The ongoing meeting of the Reserve Bank of India (RBI) board, which is well past eight hours now, is likely to find new ways to ease tension between the government and the central bank, and ease credit flow.
With the election due by May next year, the ruling Bharatiya Janata Party (BJP) is keen to stimulate the economy and address concerns of farmers and jobseekers over falling farm incomes and jobless growth, even as the government sees the RBI’s hawkish stance as a barrier.
The government has been pressing RBI governor Urjit Patel to accede to a range of demands that could help to boost demand. They include making it easier and cheaper for small businesses to borrow, easing lending curbs on 11 state-run banks, which had debt and capital adequacy issues, and providing more liquidity to non-banking finance companies.
They also want the government to have access to surplus reserves the RBI has built up – money that could be used for the government’s populist programmes.

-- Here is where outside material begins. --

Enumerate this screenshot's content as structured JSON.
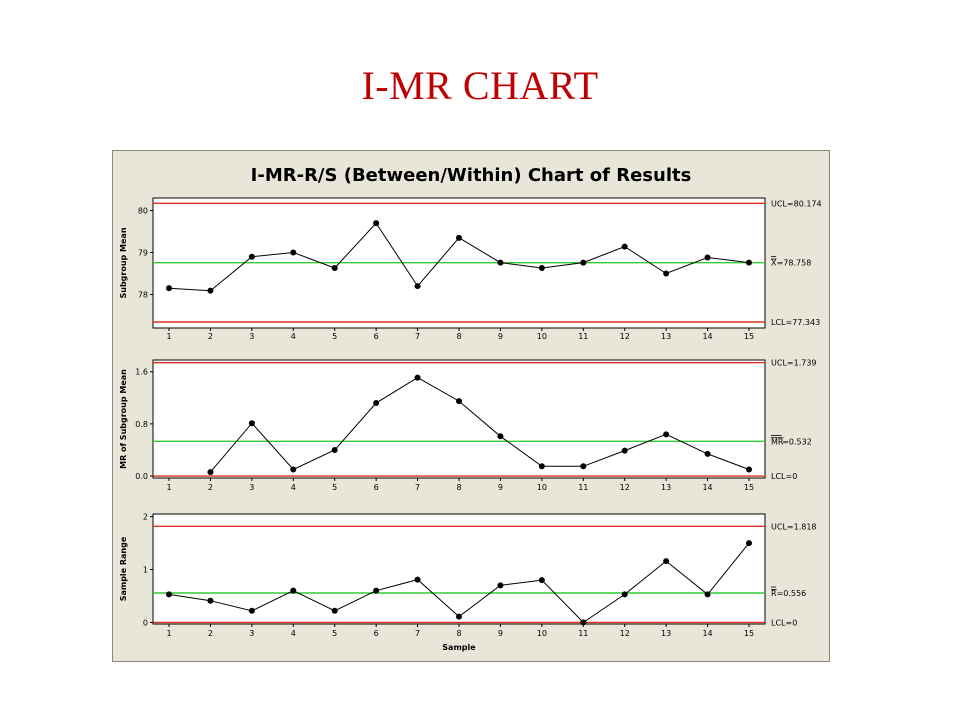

The RBI is worried that the government is seeking to destroy its autonomy and has warned that when this happened in Argentina in 2010, financial markets took fright.
However, it seems likely that the RBI board will agree to re-examine the systemic liquidity in the economy and also ease the prompt corrective norms (PCA) for banks – the two issues that have been at the core of the government-RBI dispute.
RBI may also increase the annual dividend payout to the government although it may not prune the corpus of its Rs9.6 lakh crore reserves.
For this, however, RBI is expected to set up an expert committee to decide on the suggestion to transfer excess reserves to the centre.
RBI’s reserves are in the form of contingency fund and forex and gold reserves and securities, which also forms nearly 28 pc of the central bank’s total assets. The government thinks that reserves amounting to 15-16 per cent of total assets (the global average) are enough for RBI.
The government’s insistence of easing RBI’s NPA norms follow the huge debt burden amassed by power firms that will soon come under the insolvency Act under RBI's zero-tolerance policy.
The RBI board has a total of 18 board members, including governor Urjit Patel. Though Urjit Patel has voting rights, his four deputies, including NS Vishwanathan, Viral Acharya, BP Kanungo and Mahesh Kumar Jain, don't have voting rights but their roles are crucial.